I first saw this graph in a Search Engine Watch article. And it rung true, read below the graph for my reasoning.
Why content vs technical SEO matters in enterprise
Links are always important, quality content is important but becomes less so the bigger and more powerful your site is. With a large website it’s possible to publish a good enough piece of content and have it dominate SERPs with enough internal links and solid technical SEO.
Technical SEO has higher importance on a large site because there is more content where things can go wrong. You usually have teams of web editors and content creators (who often do it as a small section of their job). And chances are your tech stack is far more complex than a smaller website. These all open opportunities for something to go wrong on the technical side.
Obviously, delivering high quality at all levels is the best route. But resources are also limited.
Explaining SEO to enterprise content creators
I’ve recently found it hard to distil and explain my content analysis and SEO process to colleagues. Which is a failing on my part and something I’m internalising to then write down and formulate.
This article is part of a process to better communicate SEO.
You see, I’ve been doing this for a long time now that content creation and SEO has become instinctive. I can’t always verbalise why I’ve come to a decision or conclusion about a piece of content.
But the graphic from Anthony Palomarez, and a few chats with my manager, have helped me realise that might not matter.
Most enterprise content creators don’t need to do a deep depth of analysis because first they need to implement the basics.
So if you can get a large group of people to perform the basics, even incrementally better, then that should result in an exponential improvement.
At least, that’s the hypothesis I’m going with.
Simple on-page enterprise SEO checklist
So here’s the on-page checklist I’ve set out. The guidance is very simple compared to what an SEO would do to in a full on-page audit. However, when done by up to 200 content creators across 20-40,000 pages I believe this could have impact – especially where it hasn’t been considered before.
My theory is to start with the basic steps that can scale across the whole site.
• H1 – This is the main title/header on your page. It should include the main search term/topic you’re wanting to rank for.
• First 100 words – Try and get your search term into the first 100 words.
• Subheads – Use the main search phrase and similar phrases in the subheads.
• Internal links – Link to this page from relevant locations on your website.
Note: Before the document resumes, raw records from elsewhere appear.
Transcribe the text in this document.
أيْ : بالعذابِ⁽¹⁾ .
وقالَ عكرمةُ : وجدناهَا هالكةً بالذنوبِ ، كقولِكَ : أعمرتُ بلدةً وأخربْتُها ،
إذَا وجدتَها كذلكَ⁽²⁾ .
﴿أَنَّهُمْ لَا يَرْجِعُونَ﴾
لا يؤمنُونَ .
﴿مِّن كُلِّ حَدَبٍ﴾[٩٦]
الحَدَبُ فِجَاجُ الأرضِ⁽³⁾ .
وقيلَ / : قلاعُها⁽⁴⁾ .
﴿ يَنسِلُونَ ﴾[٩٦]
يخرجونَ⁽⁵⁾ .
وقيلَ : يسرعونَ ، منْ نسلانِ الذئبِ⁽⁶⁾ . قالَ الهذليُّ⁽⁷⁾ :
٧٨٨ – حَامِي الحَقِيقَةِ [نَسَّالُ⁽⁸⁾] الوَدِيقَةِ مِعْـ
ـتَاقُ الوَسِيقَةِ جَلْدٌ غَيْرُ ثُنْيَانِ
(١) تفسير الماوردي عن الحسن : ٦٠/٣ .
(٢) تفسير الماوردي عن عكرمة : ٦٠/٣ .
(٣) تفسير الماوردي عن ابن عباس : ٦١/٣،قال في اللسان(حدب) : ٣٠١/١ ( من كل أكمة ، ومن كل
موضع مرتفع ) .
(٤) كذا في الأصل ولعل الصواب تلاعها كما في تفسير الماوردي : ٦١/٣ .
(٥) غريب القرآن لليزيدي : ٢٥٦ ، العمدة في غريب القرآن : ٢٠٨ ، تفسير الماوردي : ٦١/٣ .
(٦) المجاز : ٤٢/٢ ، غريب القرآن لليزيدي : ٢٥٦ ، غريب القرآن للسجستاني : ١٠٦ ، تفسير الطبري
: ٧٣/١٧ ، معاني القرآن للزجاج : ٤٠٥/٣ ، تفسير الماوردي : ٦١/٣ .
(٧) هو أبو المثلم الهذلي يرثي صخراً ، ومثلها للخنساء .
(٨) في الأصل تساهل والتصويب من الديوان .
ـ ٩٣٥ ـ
When you link use the search term where possible.
• META Title – Include the main search term at the start of your META title.
• META Desc – Include the main search term in the META description.
In my specific case I’ve built a Search Console interface that each content creator will get access to. The interface will help them to view their page’s keyword performance in Google.
Data studio interfaces are great because you don’t have to worry about remembering which screen in Search Console has the information you want. The data studio interface displays it for you.
Let’s see if this will work, or what improvements and changes I’ll make to the plan as the months continue.